宣伝をして、知名度を上げて、件数を増やし、収益を上げる。
想像しただけで充分だった。
より早く、よりたくさん、ということが私の意に沿わないのかもしれない。
そして、より多く稼ぐことに対して言い知れない不安もある。
主婦のパートくらいがちょうどいい、自分はいつもそう思っていた。
すると別のヒーラーの方には
「自分で範囲を限定しないほうがいい」
と言われた。
その線を越えると何になってしまうのか私は考えたくなかった。
「幼い頃、家庭で人形みたいにかわいがられませんでしたか?」
と占星術のセッションで聞かれたことがある。
人格を尊重する、の対義語みたいなもので、ただかわいがるという意味では母と姉からそのように扱われていた一面もある。
崩壊家庭で、意思疎通がスムーズではないなかでなぜか私はペットのような接し方をされていた部分もあった。
何もできなくていい、どうせできないから、ほらやってあげる、と用事を代わってもらえるのだが個人を尊重しない、成長を許さない、自分で決めさせない、そういう空気を受け取った私は、できない私であることを選んだ。
生きていくために最適化したのだ。
母と姉のことは憎いけれど愛していたから。
そうすると、できない私を証明するような出来事に見舞われる。
自分で自分を呪うみたいなことだ。
思考が現実化する、というやつ。
母と姉からは妬みのエネルギーも感じていたので、彼らより優れないよう細心の注意を払った。

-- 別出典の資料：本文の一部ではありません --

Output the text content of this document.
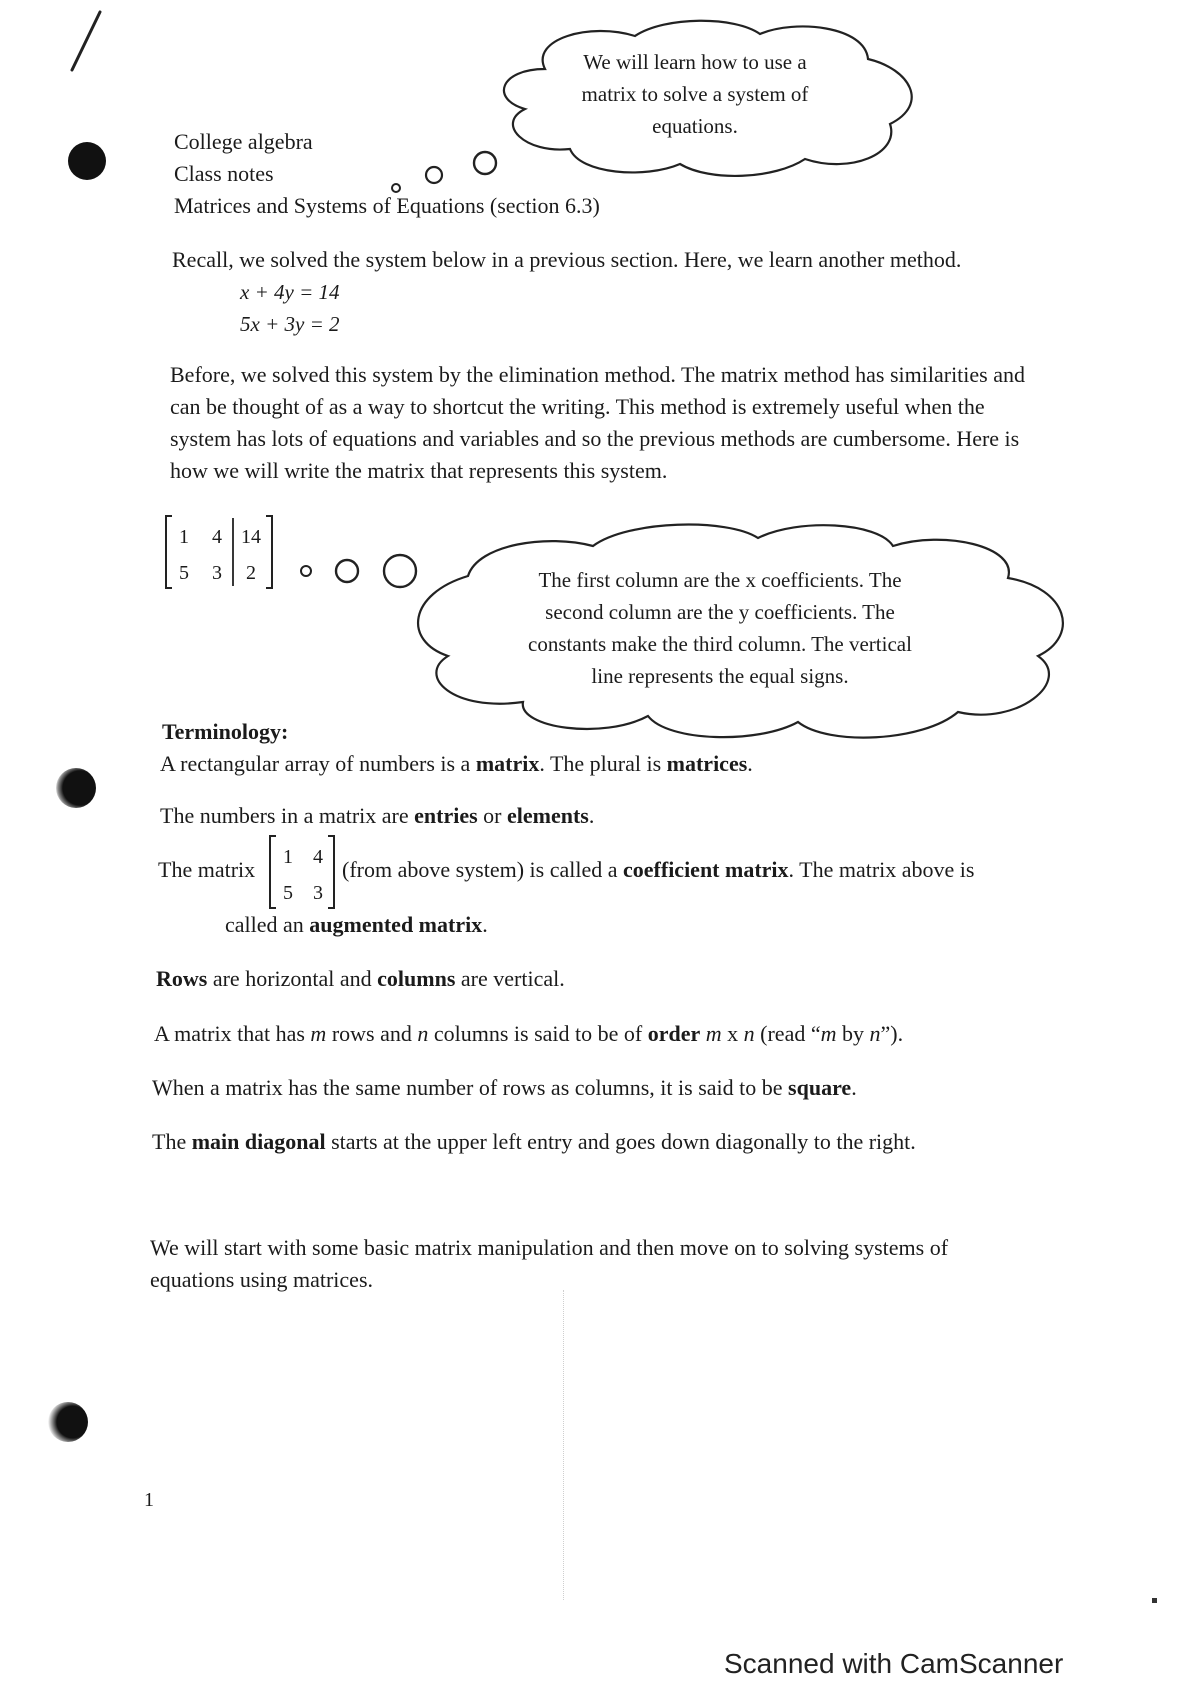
We will learn how to use a
matrix to solve a system of
equations.
College algebra
Class notes
Matrices and Systems of Equations (section 6.3)
Recall, we solved the system below in a previous section. Here, we learn another method.
x + 4y = 14
5x + 3y = 2
Before, we solved this system by the elimination method. The matrix method has similarities and
can be thought of as a way to shortcut the writing. This method is extremely useful when the
system has lots of equations and variables and so the previous methods are cumbersome. Here is
how we will write the matrix that represents this system.
1 4 14
5 3 2	The first column are the x coefficients. The
second column are the y coefficients. The
constants make the third column. The vertical
line represents the equal signs.
Terminology:
A rectangular array of numbers is a matrix. The plural is matrices.
The numbers in a matrix are entries or elements.
The matrix 1 4
5 3
(from above system) is called a coefficient matrix. The matrix above is
called an augmented matrix.
Rows are horizontal and columns are vertical.
A matrix that has m rows and n columns is said to be of order m x n (read “m by n”).
When a matrix has the same number of rows as columns, it is said to be square.
The main diagonal starts at the upper left entry and goes down diagonally to the right.
We will start with some basic matrix manipulation and then move on to solving systems of
equations using matrices.
1
Scanned with CamScanner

「私を越えるな」彼女たちの意思はそれだったのかもしれない。
女の嫉妬がなによりも怖いということを当時から感じていた。
そこを刺激しないようにいかに振る舞うか、よく勉強させてもらった。
できない私のマインドのままで母親になり、それなら率先して助けてあげようというマインドの夫を引き寄せた。
至極当然の結果である。
私が自立しないで、周りを立てた方が上手く行くのだ、楽なのだ。
その考えのままで人生の半ばも過ぎてしまった。
このことに向き合わないで、なあなあの生活で、やり過ごすことはできる。
できるんだが、そろそろなにか自分のなかで大変なことになりそうな気がして。